The Ministry of Health and Public Hygiene in Côte d’Ivoire recently established a National Program for the Control of NTDs targeted through Preventive Chemotherapy (PCT). The PCT NTD program specifically targets lymphatic filariasis, onchocerciasis, schistosomiasis, soil-transmitted helminthiasis (round worm, whipworm and hookworm), and trachoma. In FY2016, USAID began supporting the control and elimination of the 5 PCT NTDs in Ivory Coast through the END in Africa project, which is currently in its second year of operations in Côte d’Ivoire. With the support of the USAID-funded END in Africa project, geographic coverage for the 5 PCT NTDs has increased to almost 100%, and the quality of mass drug administration (MDA) campaigns and monitoring and evaluation interventions has improved significantly.
Efforts to End Trachoma in Côte d’Ivoire
Trachoma is a chronic contagious eye infection caused by the bacteria Chlamydia trachomatis that leads to the formation of follicles and causes other permanent changes in the eyelids and cornea that can end in blindness. The disease is acquired early during childhood and women are affected more often than men, by a 3:1 ratio. The infection is linked with poor education, poor individual and collective hygiene, poor sanitation, and poor access to health services, making it a disease of the poor. The causative bacteriae are transmitted through direct contact with the eye secretions of infected individuals and by flies that land in the eyes of infected individuals and carry their secretions to others.
Efforts to eliminate trachoma in Côte d’Ivoire started with a survey in 11 northern districts in 2015 to determine where to treat the disease (mapping). Of the 11 districts surveyed, 10 were found to be endemic for the disease and to require treatment. Nine additional districts were mapped in 2017, and four of the nine were endemic, bringing the current number of endemic districts to 14. Eye examinations were conducted to detect trachomatous inflammation-follicular (which affects children) among children 1–9 years of age and trachomatous trichiasis (which affects adults) among people 15 years and older. Mass drug administration (MDA) to treat people for trachoma was started in four districts in FY2016, and there are plans for its gradual scale-up to new districts that are identified as endemic through further mapping surveys. MDA, or the provision of drugs to entire populations in specific geographic areas, is a cost-effective mechanism for reducing the occurrence, extent, and severity of trachoma and other NTDs that can also lead to a sustained reduction in disease transmission.
Highlights from the Supportive Supervision Visit
The project manager’s 2017 visit to Côte d’Ivoire centered around three main objectives: (1) holding discussions with PCT NTD program and FHI 360 staff involved in direct implementation of the END in Africa Project in Côte d’Ivoire, to review progress, examine challenges, and identify solutions; (2) conducting a field visit to observe mapping for trachoma in the Abengourou district; and (3) participating in an NTD Partner Coordination meeting.

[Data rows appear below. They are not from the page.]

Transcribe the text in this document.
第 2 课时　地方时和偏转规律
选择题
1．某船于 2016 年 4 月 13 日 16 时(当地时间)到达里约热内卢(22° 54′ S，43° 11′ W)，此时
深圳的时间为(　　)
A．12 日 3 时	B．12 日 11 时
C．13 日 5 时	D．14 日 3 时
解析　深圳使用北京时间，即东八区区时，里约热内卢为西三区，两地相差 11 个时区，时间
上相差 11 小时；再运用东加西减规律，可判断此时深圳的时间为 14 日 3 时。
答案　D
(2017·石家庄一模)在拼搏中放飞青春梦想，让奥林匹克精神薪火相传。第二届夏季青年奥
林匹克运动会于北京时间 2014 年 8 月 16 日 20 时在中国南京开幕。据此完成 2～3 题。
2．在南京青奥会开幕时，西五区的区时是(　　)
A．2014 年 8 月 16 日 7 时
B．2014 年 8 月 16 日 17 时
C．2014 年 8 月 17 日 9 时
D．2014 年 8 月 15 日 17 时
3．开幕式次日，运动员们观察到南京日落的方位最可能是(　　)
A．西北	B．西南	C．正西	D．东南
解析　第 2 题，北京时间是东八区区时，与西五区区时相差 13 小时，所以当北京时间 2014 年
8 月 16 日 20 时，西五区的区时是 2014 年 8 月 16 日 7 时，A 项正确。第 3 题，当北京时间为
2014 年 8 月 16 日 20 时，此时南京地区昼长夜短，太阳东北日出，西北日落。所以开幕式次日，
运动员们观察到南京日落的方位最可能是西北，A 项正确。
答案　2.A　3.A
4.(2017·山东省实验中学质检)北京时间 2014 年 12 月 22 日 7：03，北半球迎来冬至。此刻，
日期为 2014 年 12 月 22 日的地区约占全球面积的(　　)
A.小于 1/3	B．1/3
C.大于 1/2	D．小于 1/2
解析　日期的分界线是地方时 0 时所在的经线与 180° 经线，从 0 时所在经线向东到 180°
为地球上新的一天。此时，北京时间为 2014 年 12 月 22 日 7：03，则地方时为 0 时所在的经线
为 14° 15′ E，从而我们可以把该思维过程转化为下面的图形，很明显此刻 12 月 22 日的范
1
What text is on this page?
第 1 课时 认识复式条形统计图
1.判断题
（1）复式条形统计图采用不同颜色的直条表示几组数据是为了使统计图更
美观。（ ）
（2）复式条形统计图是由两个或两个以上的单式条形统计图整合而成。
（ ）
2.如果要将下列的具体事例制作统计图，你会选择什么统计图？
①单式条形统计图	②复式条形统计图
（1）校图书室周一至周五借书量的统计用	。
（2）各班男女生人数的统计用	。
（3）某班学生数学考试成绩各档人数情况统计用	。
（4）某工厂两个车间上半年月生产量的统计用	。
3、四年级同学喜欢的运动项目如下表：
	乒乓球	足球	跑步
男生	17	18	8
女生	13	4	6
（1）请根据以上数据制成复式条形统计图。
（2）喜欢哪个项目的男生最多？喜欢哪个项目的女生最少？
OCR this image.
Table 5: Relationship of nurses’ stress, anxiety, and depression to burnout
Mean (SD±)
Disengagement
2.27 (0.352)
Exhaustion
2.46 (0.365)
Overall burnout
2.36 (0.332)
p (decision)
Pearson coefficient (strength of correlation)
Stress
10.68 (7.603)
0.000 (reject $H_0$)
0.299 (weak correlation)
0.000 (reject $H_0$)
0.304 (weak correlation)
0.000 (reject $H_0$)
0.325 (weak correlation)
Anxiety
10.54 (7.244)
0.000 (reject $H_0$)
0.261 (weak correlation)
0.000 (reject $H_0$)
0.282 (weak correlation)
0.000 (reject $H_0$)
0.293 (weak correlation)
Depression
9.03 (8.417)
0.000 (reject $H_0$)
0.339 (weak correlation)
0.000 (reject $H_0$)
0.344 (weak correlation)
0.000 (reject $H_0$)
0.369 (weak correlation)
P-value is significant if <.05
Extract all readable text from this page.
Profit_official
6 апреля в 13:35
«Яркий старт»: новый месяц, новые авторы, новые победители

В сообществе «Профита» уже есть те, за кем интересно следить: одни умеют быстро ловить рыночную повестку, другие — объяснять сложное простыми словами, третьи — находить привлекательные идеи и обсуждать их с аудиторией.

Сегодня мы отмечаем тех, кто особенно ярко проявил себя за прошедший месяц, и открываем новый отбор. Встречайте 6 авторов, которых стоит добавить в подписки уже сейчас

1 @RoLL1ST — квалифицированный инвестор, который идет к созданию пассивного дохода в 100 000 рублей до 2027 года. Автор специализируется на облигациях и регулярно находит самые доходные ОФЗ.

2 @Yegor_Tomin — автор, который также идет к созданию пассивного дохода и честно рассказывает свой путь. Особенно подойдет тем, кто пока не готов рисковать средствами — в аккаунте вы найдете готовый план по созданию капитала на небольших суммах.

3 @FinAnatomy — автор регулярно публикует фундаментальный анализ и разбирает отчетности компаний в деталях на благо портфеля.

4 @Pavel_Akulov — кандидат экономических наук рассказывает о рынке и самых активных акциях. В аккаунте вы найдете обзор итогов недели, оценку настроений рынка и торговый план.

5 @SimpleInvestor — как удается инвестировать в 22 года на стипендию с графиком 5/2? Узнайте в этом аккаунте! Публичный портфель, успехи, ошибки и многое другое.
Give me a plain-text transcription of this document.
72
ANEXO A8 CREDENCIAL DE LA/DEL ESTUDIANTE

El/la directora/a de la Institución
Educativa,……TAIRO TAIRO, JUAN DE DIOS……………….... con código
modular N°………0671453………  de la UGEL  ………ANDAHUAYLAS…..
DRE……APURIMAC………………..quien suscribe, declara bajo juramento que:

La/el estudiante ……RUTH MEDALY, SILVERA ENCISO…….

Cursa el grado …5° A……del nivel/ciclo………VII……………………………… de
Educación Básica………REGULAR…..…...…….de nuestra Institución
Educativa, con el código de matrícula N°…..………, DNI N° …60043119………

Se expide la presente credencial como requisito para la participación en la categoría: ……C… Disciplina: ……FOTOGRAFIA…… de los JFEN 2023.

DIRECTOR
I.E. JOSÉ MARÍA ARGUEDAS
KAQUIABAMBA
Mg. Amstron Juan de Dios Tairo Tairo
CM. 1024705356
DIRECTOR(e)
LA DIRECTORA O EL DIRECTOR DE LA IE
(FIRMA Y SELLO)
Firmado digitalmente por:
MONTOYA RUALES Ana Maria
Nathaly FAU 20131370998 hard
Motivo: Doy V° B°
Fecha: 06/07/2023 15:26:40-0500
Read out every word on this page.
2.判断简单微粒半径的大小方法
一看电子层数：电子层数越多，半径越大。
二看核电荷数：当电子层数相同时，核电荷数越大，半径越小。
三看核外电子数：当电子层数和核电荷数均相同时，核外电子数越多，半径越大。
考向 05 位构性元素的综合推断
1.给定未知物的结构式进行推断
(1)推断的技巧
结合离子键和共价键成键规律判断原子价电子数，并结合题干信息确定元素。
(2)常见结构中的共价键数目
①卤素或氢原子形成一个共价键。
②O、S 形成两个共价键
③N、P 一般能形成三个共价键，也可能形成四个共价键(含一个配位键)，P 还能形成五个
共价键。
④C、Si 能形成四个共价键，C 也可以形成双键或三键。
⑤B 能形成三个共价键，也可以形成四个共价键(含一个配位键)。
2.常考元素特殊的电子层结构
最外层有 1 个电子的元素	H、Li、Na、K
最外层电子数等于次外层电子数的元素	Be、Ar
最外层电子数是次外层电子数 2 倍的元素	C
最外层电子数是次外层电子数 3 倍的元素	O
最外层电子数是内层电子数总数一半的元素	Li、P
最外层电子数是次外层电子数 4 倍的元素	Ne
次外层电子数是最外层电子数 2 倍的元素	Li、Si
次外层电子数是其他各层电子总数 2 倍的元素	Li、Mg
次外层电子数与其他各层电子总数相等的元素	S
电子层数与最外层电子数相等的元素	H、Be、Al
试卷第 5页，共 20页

During the field visit, the manager observed a survey team that examined 30 households in one of 20 randomly selected villages in the Abengourou district, Indenie-Duablin region of Côte d’Ivoire. The visit provided an opportunity for the manager to interact with community members and the survey team. Such annual supervisory visits by project leaders serve as an important means of motivating NTD field actors to maintain their commitment to the control of PCT NTDs in their respective countries.
During his visit, the project manager also participated in a 2-day meeting of PCT NTD partners in Yamoussoukro. The meeting brought together current and potential PCT NTD partners to discuss the provision of support for Côte d’Ivoire’s PCT NTD program. The participants also discussed the program’s achievements, gaps in program implementation, and next steps. In the future, PCT NTD partners will also invite organizations that implement Water, Sanitation and Hygiene (WASH) interventions to upcoming partner coordination meetings. The presence of WASH partners is important because trachoma, schistosomiasis and soil-transmitted helminthiasis are infections influenced by environmental factor and WASH.